Entrusted with a brief which the name of the café itself spells out – The Backyard – DCA Architects went about orchestrating a carefully put together “random and unstudied” look…exactly what one would expect to find in a backyard. “However, it does provide an ambience of relaxation by means of every detail,” says Amit.
“The client brief called for a casual hang-out place that would be perfect for a Sunday brunch or a Saturday evening as well, for friends and family. Conceptually, it was envisaged as a unique café space that would transform the mood and give the visitor a feeling of being in the backyard, just as the name suggests.
“At the entrance, the plaster on the wall next to the staircase was in bad shape, so we simply removed what was left and painted over it,” says Amit. “Throughout the restaurant, we’ve followed this method of removing things rather than repairing them.” Within, creating an oasis in the middle of a chaotic street that is typically choked with traffic, the intent was to exploit the views, while crafting a restaurant space.
“Planned in a manner that enables a leisurely experience while sitting on the terrace or next to a window, the visitor gets an experience of the world whizzing by. Demarcation of space is enabled by means of plants and trees that augment the natural ambience, while reducing the sound that is generated from the movement on the streets nearby,” says Amit.
The lower floor has a long bar with seating next to large glass windows which inundate the space with natural light.
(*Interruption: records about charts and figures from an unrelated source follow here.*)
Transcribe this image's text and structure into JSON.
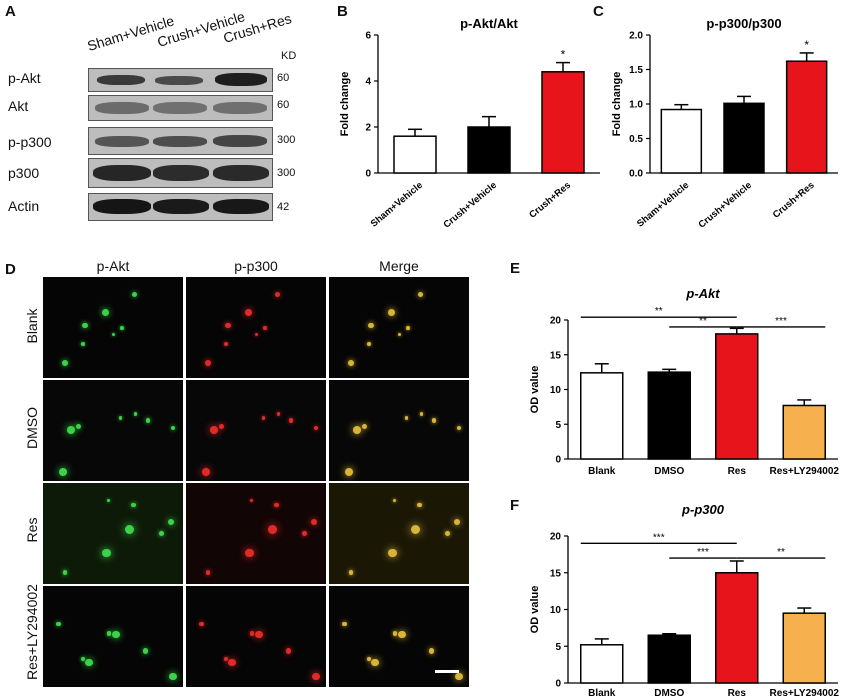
{
  "panels": {
    "A": {
      "label": "A",
      "lanes": [
        "Sham+Vehicle",
        "Crush+Vehicle",
        "Crush+Res"
      ],
      "kd_label": "KD",
      "blots": [
        {
          "name": "p-Akt",
          "kd": "60"
        },
        {
          "name": "Akt",
          "kd": "60"
        },
        {
          "name": "p-p300",
          "kd": "300"
        },
        {
          "name": "p300",
          "kd": "300"
        },
        {
          "name": "Actin",
          "kd": "42"
        }
      ]
    },
    "D": {
      "label": "D",
      "columns": [
        "p-Akt",
        "p-p300",
        "Merge"
      ],
      "rows": [
        "Blank",
        "DMSO",
        "Res",
        "Res+LY294002"
      ]
    }
  },
  "chart_data": [
    {
      "panel": "B",
      "type": "bar",
      "title": "p-Akt/Akt",
      "ylabel": "Fold change",
      "ylim": [
        0,
        6
      ],
      "yticks": [
        "0",
        "2",
        "4",
        "6"
      ],
      "categories": [
        "Sham+Vehicle",
        "Crush+Vehicle",
        "Crush+Res"
      ],
      "values": [
        1.6,
        2.0,
        4.4
      ],
      "errors": [
        0.3,
        0.45,
        0.4
      ],
      "colors": [
        "#ffffff",
        "#000000",
        "#e8141c"
      ],
      "annotations": [
        {
          "category": "Crush+Res",
          "text": "*"
        }
      ]
    },
    {
      "panel": "C",
      "type": "bar",
      "title": "p-p300/p300",
      "ylabel": "Fold change",
      "ylim": [
        0,
        2.0
      ],
      "yticks": [
        "0.0",
        "0.5",
        "1.0",
        "1.5",
        "2.0"
      ],
      "categories": [
        "Sham+Vehicle",
        "Crush+Vehicle",
        "Crush+Res"
      ],
      "values": [
        0.92,
        1.01,
        1.62
      ],
      "errors": [
        0.07,
        0.1,
        0.12
      ],
      "colors": [
        "#ffffff",
        "#000000",
        "#e8141c"
      ],
      "annotations": [
        {
          "category": "Crush+Res",
          "text": "*"
        }
      ]
    },
    {
      "panel": "E",
      "type": "bar",
      "title": "p-Akt",
      "ylabel": "OD value",
      "ylim": [
        0,
        20
      ],
      "yticks": [
        "0",
        "5",
        "10",
        "15",
        "20"
      ],
      "categories": [
        "Blank",
        "DMSO",
        "Res",
        "Res+LY294002"
      ],
      "values": [
        12.4,
        12.5,
        18.0,
        7.7
      ],
      "errors": [
        1.3,
        0.4,
        0.8,
        0.8
      ],
      "colors": [
        "#ffffff",
        "#000000",
        "#e8141c",
        "#f6b04e"
      ],
      "significance": [
        {
          "from": 0,
          "to": 2,
          "text": "**",
          "value": 20.4
        },
        {
          "from": 1,
          "to": 2,
          "text": "**",
          "value": 19.0
        },
        {
          "from": 2,
          "to": 3,
          "text": "***",
          "value": 19.0
        }
      ]
    },
    {
      "panel": "F",
      "type": "bar",
      "title": "p-p300",
      "ylabel": "OD value",
      "ylim": [
        0,
        20
      ],
      "yticks": [
        "0",
        "5",
        "10",
        "15",
        "20"
      ],
      "categories": [
        "Blank",
        "DMSO",
        "Res",
        "Res+LY294002"
      ],
      "values": [
        5.2,
        6.5,
        15.0,
        9.5
      ],
      "errors": [
        0.8,
        0.2,
        1.6,
        0.7
      ],
      "colors": [
        "#ffffff",
        "#000000",
        "#e8141c",
        "#f6b04e"
      ],
      "significance": [
        {
          "from": 0,
          "to": 2,
          "text": "***",
          "value": 19.0
        },
        {
          "from": 1,
          "to": 2,
          "text": "***",
          "value": 17.0
        },
        {
          "from": 2,
          "to": 3,
          "text": "**",
          "value": 17.0
        }
      ]
    }
  ]
}
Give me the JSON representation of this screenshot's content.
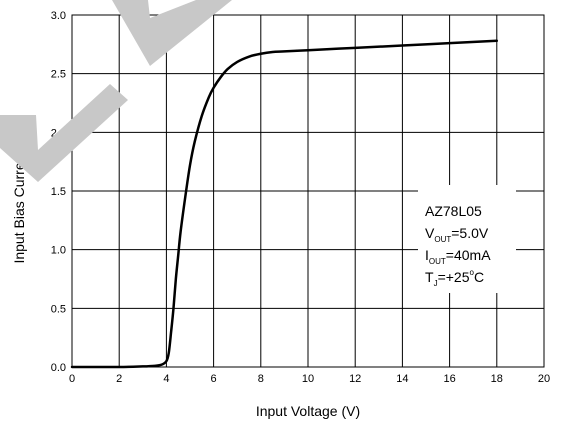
{
  "chart_data": {
    "type": "line",
    "xlabel": "Input Voltage (V)",
    "ylabel": "Input Bias Current (mA)",
    "xlim": [
      0,
      20
    ],
    "ylim": [
      0.0,
      3.0
    ],
    "xticks": [
      "0",
      "2",
      "4",
      "6",
      "8",
      "10",
      "12",
      "14",
      "16",
      "18",
      "20"
    ],
    "yticks": [
      "0.0",
      "0.5",
      "1.0",
      "1.5",
      "2.0",
      "2.5",
      "3.0"
    ],
    "grid": true,
    "series": [
      {
        "x": [
          0,
          2,
          3,
          3.5,
          3.8,
          4.0,
          4.1,
          4.2,
          4.3,
          4.4,
          4.5,
          4.6,
          4.8,
          5.0,
          5.2,
          5.5,
          5.8,
          6.0,
          6.3,
          6.6,
          7.0,
          7.5,
          8.0,
          8.5,
          9.0,
          10,
          11,
          12,
          14,
          16,
          18
        ],
        "y": [
          0.0,
          0.0,
          0.005,
          0.01,
          0.02,
          0.05,
          0.12,
          0.3,
          0.5,
          0.75,
          0.95,
          1.15,
          1.45,
          1.72,
          1.92,
          2.14,
          2.3,
          2.38,
          2.47,
          2.54,
          2.6,
          2.645,
          2.67,
          2.685,
          2.69,
          2.7,
          2.71,
          2.72,
          2.74,
          2.76,
          2.78
        ],
        "color": "#000000"
      }
    ],
    "annotation": {
      "device": "AZ78L05",
      "vout_main": "V",
      "vout_sub": "OUT",
      "vout_value": "=5.0V",
      "iout_main": "I",
      "iout_sub": "OUT",
      "iout_value": "=40mA",
      "tj_main": "T",
      "tj_sub": "J",
      "tj_value_a": "=+25",
      "tj_value_deg": "o",
      "tj_value_b": "C"
    }
  },
  "watermark": {
    "color": "#c8c8c8"
  }
}
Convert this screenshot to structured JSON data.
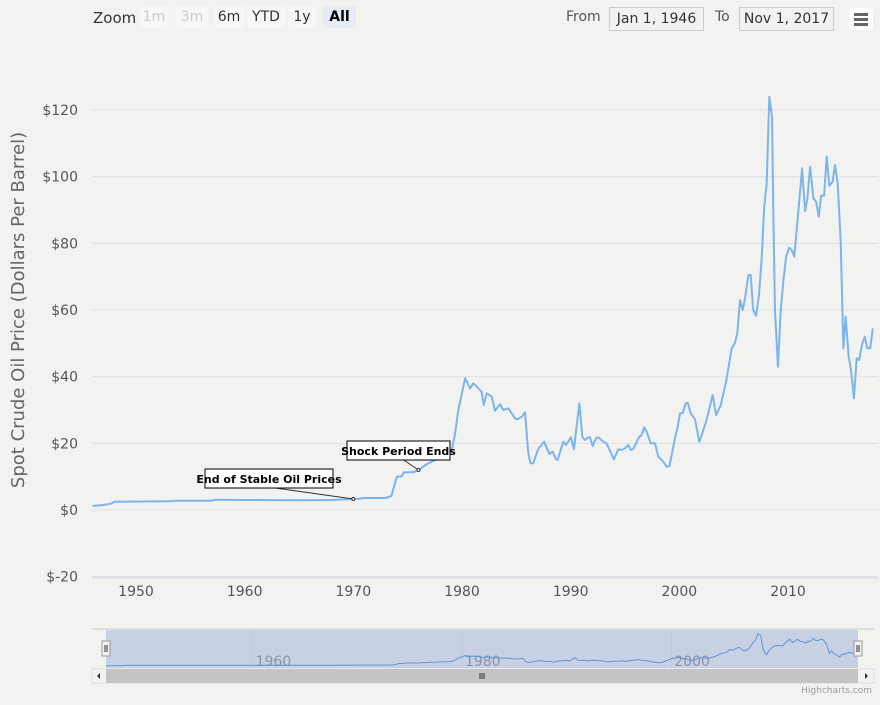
{
  "range_selector": {
    "zoom_label": "Zoom",
    "buttons": [
      {
        "label": "1m",
        "state": "disabled"
      },
      {
        "label": "3m",
        "state": "disabled"
      },
      {
        "label": "6m",
        "state": "normal"
      },
      {
        "label": "YTD",
        "state": "normal"
      },
      {
        "label": "1y",
        "state": "normal"
      },
      {
        "label": "All",
        "state": "active"
      }
    ],
    "from_label": "From",
    "from_value": "Jan 1, 1946",
    "to_label": "To",
    "to_value": "Nov 1, 2017"
  },
  "menu_icon": "hamburger-menu-icon",
  "credits": "Highcharts.com",
  "chart_data": {
    "type": "line",
    "title": "",
    "xlabel": "",
    "ylabel": "Spot Crude Oil Price (Dollars Per Barrel)",
    "xlim": [
      1946,
      2017.83
    ],
    "ylim": [
      -20,
      130
    ],
    "x_ticks": [
      "1950",
      "1960",
      "1970",
      "1980",
      "1990",
      "2000",
      "2010"
    ],
    "y_ticks": [
      "$-20",
      "$0",
      "$20",
      "$40",
      "$60",
      "$80",
      "$100",
      "$120"
    ],
    "y_tick_values": [
      -20,
      0,
      20,
      40,
      60,
      80,
      100,
      120
    ],
    "grid": true,
    "line_color": "#7cb5ec",
    "series": [
      {
        "x": [
          1946,
          1947,
          1947.7,
          1948,
          1953.3,
          1953.5,
          1957,
          1957.2,
          1960,
          1965,
          1968,
          1970,
          1970.5,
          1971,
          1973,
          1973.5,
          1974,
          1974.44,
          1974.66,
          1975.5,
          1976,
          1976.75,
          1977.2,
          1977.97,
          1978.74,
          1979.05,
          1979.35,
          1979.66,
          1980.28,
          1980.74,
          1981.04,
          1981.35,
          1981.8,
          1982.0,
          1982.27,
          1982.73,
          1983.04,
          1983.5,
          1983.8,
          1984.26,
          1984.87,
          1985.1,
          1985.5,
          1985.8,
          1986.1,
          1986.3,
          1986.56,
          1987.0,
          1987.55,
          1988.04,
          1988.34,
          1988.65,
          1988.8,
          1989.17,
          1989.32,
          1989.57,
          1990.03,
          1990.3,
          1990.8,
          1991.07,
          1991.32,
          1991.62,
          1991.78,
          1992.03,
          1992.33,
          1992.54,
          1993.0,
          1993.3,
          1993.98,
          1994.38,
          1994.69,
          1995.0,
          1995.3,
          1995.52,
          1995.76,
          1996.28,
          1996.53,
          1996.77,
          1997.0,
          1997.36,
          1997.76,
          1998.06,
          1998.52,
          1998.83,
          1999.08,
          1999.6,
          1999.85,
          2000.06,
          2000.3,
          2000.58,
          2000.77,
          2001.04,
          2001.44,
          2001.84,
          2002.0,
          2002.5,
          2003.07,
          2003.37,
          2003.8,
          2004.3,
          2004.82,
          2005.1,
          2005.33,
          2005.58,
          2005.83,
          2006.04,
          2006.35,
          2006.57,
          2006.8,
          2007.05,
          2007.33,
          2007.58,
          2007.8,
          2008.04,
          2008.28,
          2008.53,
          2008.65,
          2008.8,
          2009.08,
          2009.32,
          2009.57,
          2009.82,
          2010.1,
          2010.34,
          2010.58,
          2010.86,
          2011.3,
          2011.57,
          2011.78,
          2012.03,
          2012.34,
          2012.58,
          2012.83,
          2013.04,
          2013.32,
          2013.56,
          2013.8,
          2014.1,
          2014.32,
          2014.57,
          2014.85,
          2015.1,
          2015.3,
          2015.58,
          2015.8,
          2016.06,
          2016.32,
          2016.55,
          2016.8,
          2017.06,
          2017.3,
          2017.56,
          2017.8
        ],
        "y": [
          1.2,
          1.5,
          1.9,
          2.5,
          2.6,
          2.8,
          2.8,
          3.1,
          3.0,
          2.9,
          3.0,
          3.3,
          3.4,
          3.6,
          3.6,
          4.2,
          10,
          10.1,
          11.3,
          11.3,
          12,
          13.7,
          14.5,
          15.5,
          16.2,
          18,
          22.5,
          30,
          39.5,
          36.5,
          38,
          37,
          35.5,
          31.5,
          35,
          34,
          29.8,
          31.7,
          30,
          30.5,
          27.5,
          27.2,
          28,
          29.3,
          17,
          14,
          14,
          18.2,
          20.5,
          16.8,
          17.5,
          15.2,
          15,
          19,
          20.5,
          19.5,
          21.8,
          18.2,
          32,
          22,
          21,
          21.8,
          21.8,
          19.2,
          21.5,
          21.8,
          20.5,
          20,
          15.2,
          18.2,
          18,
          18.5,
          19.5,
          18,
          18.3,
          21.8,
          22.5,
          24.8,
          23.5,
          20,
          20,
          16,
          14.5,
          13,
          13.2,
          21.5,
          25,
          29,
          29,
          32,
          32.2,
          29,
          27.2,
          20.5,
          21.9,
          27,
          34.5,
          28.5,
          31.3,
          38.5,
          48.5,
          50,
          53,
          63,
          60,
          63.5,
          70.5,
          70.5,
          60,
          58.3,
          64.5,
          75.5,
          90.5,
          98,
          124,
          118,
          89.5,
          59.5,
          43,
          59.5,
          68.5,
          76,
          78.7,
          78,
          76,
          86.5,
          102.5,
          89.7,
          93.5,
          103,
          93.5,
          92.5,
          88,
          94.3,
          94.3,
          106,
          97.3,
          98.5,
          103.5,
          98,
          80.5,
          48.5,
          58,
          46,
          42,
          33.5,
          45.5,
          45,
          49.5,
          52,
          48.5,
          48.5,
          54.5
        ]
      }
    ],
    "annotations": [
      {
        "text": "End of Stable Oil Prices",
        "x": 1970,
        "y": 3.3
      },
      {
        "text": "Shock Period Ends",
        "x": 1976,
        "y": 12
      }
    ],
    "navigator": {
      "x_ticks": [
        "1960",
        "1980",
        "2000"
      ],
      "x_tick_values": [
        1960,
        1980,
        2000
      ],
      "selected_range": [
        1946,
        2017.83
      ]
    }
  }
}
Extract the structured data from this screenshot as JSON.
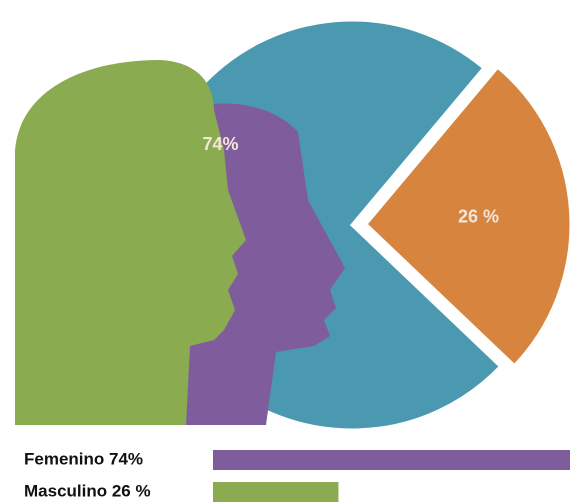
{
  "chart_data": [
    {
      "type": "pie",
      "values": [
        74,
        26
      ],
      "value_labels": [
        "74%",
        "26 %"
      ],
      "colors": [
        "#4a99b0",
        "#d7843e"
      ]
    },
    {
      "type": "bar",
      "categories": [
        "Femenino 74%",
        "Masculino 26 %"
      ],
      "values": [
        74,
        26
      ],
      "colors": [
        "#7f5c9c",
        "#8aab4f"
      ]
    }
  ]
}
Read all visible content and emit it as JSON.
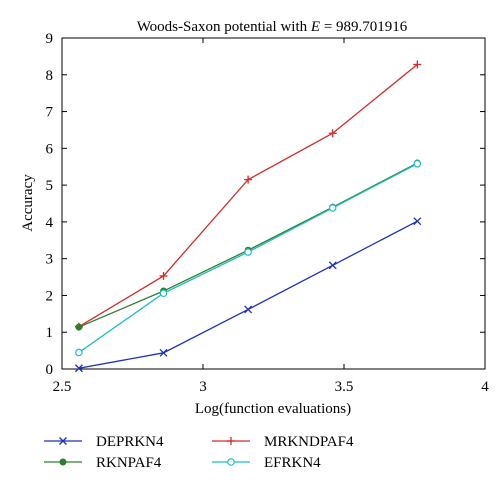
{
  "chart_data": {
    "type": "line",
    "title": "Woods-Saxon potential with E = 989.701916",
    "title_parts": {
      "prefix": "Woods-Saxon potential with ",
      "var": "E",
      "suffix": " = 989.701916"
    },
    "xlabel": "Log(function evaluations)",
    "ylabel": "Accuracy",
    "xlim": [
      2.5,
      4
    ],
    "ylim": [
      0,
      9
    ],
    "xticks": [
      "2.5",
      "3",
      "3.5",
      "4"
    ],
    "yticks": [
      "0",
      "1",
      "2",
      "3",
      "4",
      "5",
      "6",
      "7",
      "8",
      "9"
    ],
    "grid": false,
    "legend_position": "bottom",
    "series": [
      {
        "name": "DEPRKN4",
        "color": "#1f2fbf",
        "marker": "x",
        "x": [
          2.56,
          2.86,
          3.16,
          3.46,
          3.76
        ],
        "y": [
          0.02,
          0.44,
          1.62,
          2.82,
          4.02
        ]
      },
      {
        "name": "MRKNDPAF4",
        "color": "#d42a2a",
        "marker": "plus",
        "x": [
          2.56,
          2.86,
          3.16,
          3.46,
          3.76
        ],
        "y": [
          1.15,
          2.53,
          5.15,
          6.41,
          8.28
        ]
      },
      {
        "name": "RKNPAF4",
        "color": "#2e7d32",
        "marker": "dot",
        "x": [
          2.56,
          2.86,
          3.16,
          3.46,
          3.76
        ],
        "y": [
          1.14,
          2.12,
          3.23,
          4.4,
          5.6
        ]
      },
      {
        "name": "EFRKN4",
        "color": "#1fbfbf",
        "marker": "circle",
        "x": [
          2.56,
          2.86,
          3.16,
          3.46,
          3.76
        ],
        "y": [
          0.45,
          2.06,
          3.18,
          4.38,
          5.58
        ]
      }
    ]
  }
}
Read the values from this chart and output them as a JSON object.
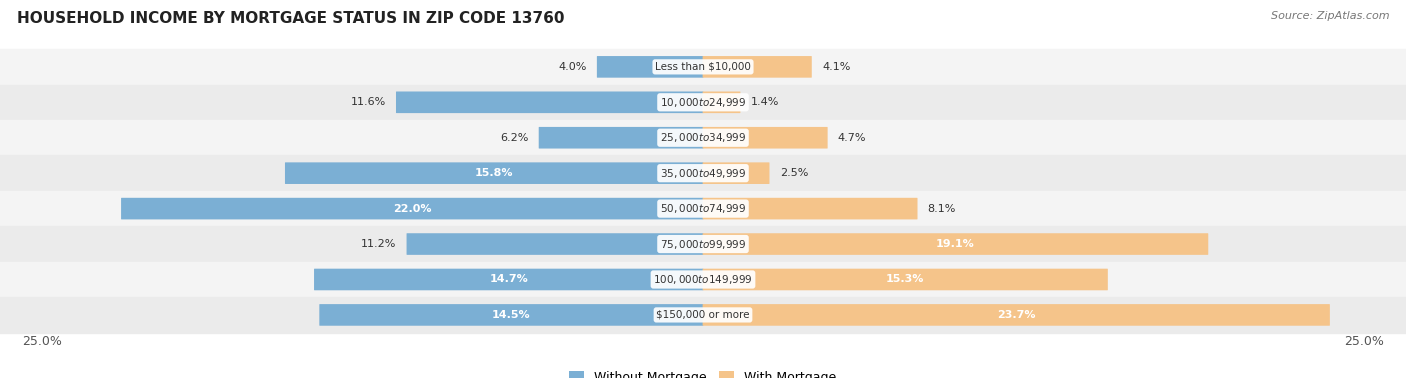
{
  "title": "HOUSEHOLD INCOME BY MORTGAGE STATUS IN ZIP CODE 13760",
  "source": "Source: ZipAtlas.com",
  "categories": [
    "Less than $10,000",
    "$10,000 to $24,999",
    "$25,000 to $34,999",
    "$35,000 to $49,999",
    "$50,000 to $74,999",
    "$75,000 to $99,999",
    "$100,000 to $149,999",
    "$150,000 or more"
  ],
  "without_mortgage": [
    4.0,
    11.6,
    6.2,
    15.8,
    22.0,
    11.2,
    14.7,
    14.5
  ],
  "with_mortgage": [
    4.1,
    1.4,
    4.7,
    2.5,
    8.1,
    19.1,
    15.3,
    23.7
  ],
  "color_without": "#7BAFD4",
  "color_with": "#F5C48A",
  "axis_limit": 25.0,
  "title_fontsize": 11,
  "source_fontsize": 8,
  "label_fontsize": 8,
  "category_fontsize": 7.5,
  "legend_fontsize": 9,
  "bar_height": 0.58,
  "row_colors": [
    "#F4F4F4",
    "#EBEBEB"
  ]
}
The trees outside get lit up, to simulate the feel of an outdoor space after sunset – festive and yet relaxed. The wooden flooring offers an earthy grounded base. Antique mirrors strategically placed in a metal grid on the ceiling draw attention away from the services above while they reflect parts of the restaurant. Placed between beams, the grid also holds acoustic panels.
All the tables have industrial metal bases which are replicas of old drafting tables. With their height being adjustable, they offer great flexibility in the restaurant. At a higher level, they facilitate stand-up cocktails during the evening, whereas at a lower height they are used for sit-down meals during the day. “This is in keeping with the requirement of multiple roles and different services being offered within the same space.
The same space may be used for a meeting, a party or by a family. Hence flexibility is very important,” says Amit. “Some of this flexibility occurs naturally, as the quality of light changes from day to night. The music and food on offer supports and is in sync with this change.”
On the terrace, pendant lights hang from a pergola, while loose gravel on the existing floor mimics the feel of being outdoors. An open area in front of the bar eliminates crowds and encourages people to use its services without having to jostle for space.
“Our design intent was to invoke the imagery of objects that one would discard, or store in the backyard,” says Amit. To this end, the furniture is created out of crates and barrels and the stools are made out of industrial metal and reclaimed wood. To capture the essence of this look, some of the accessories and accents have been picked up from kabaddi vendors. “The old green glass bottles used for the lighting on the terrace are one such example,” says Amit.
Is the terrace very hot during the day? “Surprisingly, it is really popular at all times. We’ve installed a cooling system with mist and fans, so it’s actually quite pleasant,” says Amit of this space which has close to half of the total seating of the restaurant.
“There has been a conscious effort not to overdo the design aspect,” says Amit. “There had to be a semblance of order in the chaos, since it had to work at a professional level. So it couldn’t be too haphazard. Striking the right balance was important. We sourced and carefully curated all the furniture, to achieve the required look. Some of it is made for exports, so it’s not seen very frequently in the Indian market,” he adds.
Treading a fine line between contrived or cheesy and maintaining the order that a working space would require, DCA has managed to create a space which may look au naturel, but has all the specs of a restaurant in place.